Foi com quase nenhuma divulgação que Spectros, nova série brasileira original da Netflix, estreou no último dia 20. Ambientada no bairro da Liberdade, em São Paulo, a produção acompanha Mila (Claudia Okuno), Pardal (Danilo Mesquita) e Carla (Mariana Sena), três adolescentes arrastados para o centro de um conflito entre uma bruxa e um necromante; em jogo, está o equilíbrio que separa o mundo dos mortos do mundo dos vivos.

‘Spectros’/ Divulgação

Criado e escrito pelo norte-americano Douglas Petrie, que já esteve envolvido em grandes produções como CSI: Investigação Criminal e Buffy, a Caça-Vampiros, o suspense sobrenatural com toques de comédia juvenil procura remeter-se à história de formação do bairro paulistano, fazendo referências a elementos da cultura japonesa. O resultado, porém, é no mínimo duvidoso; e a presença Petrie na parte criativa da obra talvez seja peça-chave para a compreensão do que Spectros representa.

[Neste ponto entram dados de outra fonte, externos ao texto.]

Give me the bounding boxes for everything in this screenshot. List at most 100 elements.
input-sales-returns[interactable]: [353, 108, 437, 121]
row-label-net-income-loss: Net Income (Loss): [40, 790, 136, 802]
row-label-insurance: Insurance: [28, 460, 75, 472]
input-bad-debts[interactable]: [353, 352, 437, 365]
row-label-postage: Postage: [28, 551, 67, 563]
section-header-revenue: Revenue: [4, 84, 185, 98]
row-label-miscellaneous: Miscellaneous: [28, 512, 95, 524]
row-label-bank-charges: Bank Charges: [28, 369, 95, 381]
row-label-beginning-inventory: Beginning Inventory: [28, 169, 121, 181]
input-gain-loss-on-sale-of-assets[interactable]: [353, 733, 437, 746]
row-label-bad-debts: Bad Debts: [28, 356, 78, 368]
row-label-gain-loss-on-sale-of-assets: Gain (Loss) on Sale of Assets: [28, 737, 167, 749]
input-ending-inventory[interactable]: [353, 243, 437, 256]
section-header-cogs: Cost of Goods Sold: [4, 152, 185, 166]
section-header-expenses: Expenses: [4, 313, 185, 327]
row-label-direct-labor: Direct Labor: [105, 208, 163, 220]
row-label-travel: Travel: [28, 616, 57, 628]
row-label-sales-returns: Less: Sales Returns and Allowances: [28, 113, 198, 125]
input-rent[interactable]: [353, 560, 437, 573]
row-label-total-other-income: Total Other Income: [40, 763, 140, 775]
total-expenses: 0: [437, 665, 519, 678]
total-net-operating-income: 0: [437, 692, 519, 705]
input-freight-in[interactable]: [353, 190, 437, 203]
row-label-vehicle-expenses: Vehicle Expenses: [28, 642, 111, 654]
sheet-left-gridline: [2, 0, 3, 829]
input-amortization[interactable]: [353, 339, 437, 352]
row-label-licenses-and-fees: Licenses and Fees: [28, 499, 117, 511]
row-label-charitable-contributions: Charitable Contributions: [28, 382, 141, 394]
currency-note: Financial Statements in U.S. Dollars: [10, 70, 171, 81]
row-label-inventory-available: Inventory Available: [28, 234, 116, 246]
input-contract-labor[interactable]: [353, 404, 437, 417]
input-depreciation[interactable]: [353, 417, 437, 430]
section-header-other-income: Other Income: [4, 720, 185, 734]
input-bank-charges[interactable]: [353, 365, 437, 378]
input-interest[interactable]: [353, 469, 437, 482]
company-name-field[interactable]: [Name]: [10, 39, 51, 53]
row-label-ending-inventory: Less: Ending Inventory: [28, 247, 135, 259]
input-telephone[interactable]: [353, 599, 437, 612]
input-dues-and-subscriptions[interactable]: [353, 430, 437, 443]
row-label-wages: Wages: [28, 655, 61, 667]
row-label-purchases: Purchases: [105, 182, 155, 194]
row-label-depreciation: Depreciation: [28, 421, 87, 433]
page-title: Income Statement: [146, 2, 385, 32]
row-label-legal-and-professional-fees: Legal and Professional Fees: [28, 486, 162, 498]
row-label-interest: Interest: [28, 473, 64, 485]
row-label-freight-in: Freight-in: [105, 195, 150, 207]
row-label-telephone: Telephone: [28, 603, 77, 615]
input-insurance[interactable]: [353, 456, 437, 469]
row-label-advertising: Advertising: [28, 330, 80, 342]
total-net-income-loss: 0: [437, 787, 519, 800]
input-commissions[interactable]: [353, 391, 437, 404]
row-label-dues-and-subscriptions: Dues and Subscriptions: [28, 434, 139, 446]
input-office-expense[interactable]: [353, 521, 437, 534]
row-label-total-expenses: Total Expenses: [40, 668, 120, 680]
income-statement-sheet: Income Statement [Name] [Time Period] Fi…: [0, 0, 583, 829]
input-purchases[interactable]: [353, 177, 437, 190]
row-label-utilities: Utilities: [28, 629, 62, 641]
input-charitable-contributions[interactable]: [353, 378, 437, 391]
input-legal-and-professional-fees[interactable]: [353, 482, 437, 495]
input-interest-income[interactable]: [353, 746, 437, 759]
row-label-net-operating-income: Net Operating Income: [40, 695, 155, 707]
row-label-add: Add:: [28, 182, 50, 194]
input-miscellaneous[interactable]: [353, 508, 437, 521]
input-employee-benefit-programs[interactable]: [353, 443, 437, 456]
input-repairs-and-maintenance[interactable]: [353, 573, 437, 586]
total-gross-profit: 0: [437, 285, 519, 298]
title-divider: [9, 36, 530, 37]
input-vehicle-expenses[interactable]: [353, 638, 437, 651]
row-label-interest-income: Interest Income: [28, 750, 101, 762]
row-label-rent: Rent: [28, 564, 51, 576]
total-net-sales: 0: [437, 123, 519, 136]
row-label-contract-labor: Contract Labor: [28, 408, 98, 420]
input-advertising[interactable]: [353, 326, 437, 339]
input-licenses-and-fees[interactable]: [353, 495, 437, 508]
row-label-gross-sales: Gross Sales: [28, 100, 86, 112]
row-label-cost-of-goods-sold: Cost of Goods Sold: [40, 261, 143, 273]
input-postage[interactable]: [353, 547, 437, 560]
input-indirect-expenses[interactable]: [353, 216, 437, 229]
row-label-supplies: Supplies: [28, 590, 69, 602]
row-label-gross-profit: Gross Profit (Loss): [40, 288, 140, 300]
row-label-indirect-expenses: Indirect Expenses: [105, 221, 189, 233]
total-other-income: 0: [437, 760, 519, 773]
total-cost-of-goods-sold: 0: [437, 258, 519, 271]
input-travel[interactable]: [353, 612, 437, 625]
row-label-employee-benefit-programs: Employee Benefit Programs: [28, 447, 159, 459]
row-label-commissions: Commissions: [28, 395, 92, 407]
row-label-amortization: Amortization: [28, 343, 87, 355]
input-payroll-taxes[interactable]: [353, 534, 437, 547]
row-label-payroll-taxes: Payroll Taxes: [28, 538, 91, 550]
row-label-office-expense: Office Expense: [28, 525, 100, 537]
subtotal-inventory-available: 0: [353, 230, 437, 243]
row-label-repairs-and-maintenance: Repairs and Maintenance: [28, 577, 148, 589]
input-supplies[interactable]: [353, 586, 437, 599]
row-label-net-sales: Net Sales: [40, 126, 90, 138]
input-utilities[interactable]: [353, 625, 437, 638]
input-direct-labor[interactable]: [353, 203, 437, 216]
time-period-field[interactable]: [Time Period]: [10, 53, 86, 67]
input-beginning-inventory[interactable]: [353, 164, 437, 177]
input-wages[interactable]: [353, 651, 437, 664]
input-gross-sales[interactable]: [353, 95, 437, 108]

Com objetivos claramente mercadológicos, a produção deixa totalmente de lado qualquer valor criativo ou afetivo que poderia vir a ter; mostrando-se disposta apenas a usar de todos as fórmulas mais batidas do terror, do suspense e até da comédia para tentar “ser universal” a partir de um contexto local. O problema é que, sem personalidade alguma, Spectros não passa de um enlatado dispensável – tanto para o público brasileiro como para o exterior.

Sequer faz sentido, aliás, um enredo geograficamente tão específico ser conduzido por um criador estrangeiro com olhos para o mercado internacional. Então, sobram cacoetes de gêneros e títulos em inglês e falta essência.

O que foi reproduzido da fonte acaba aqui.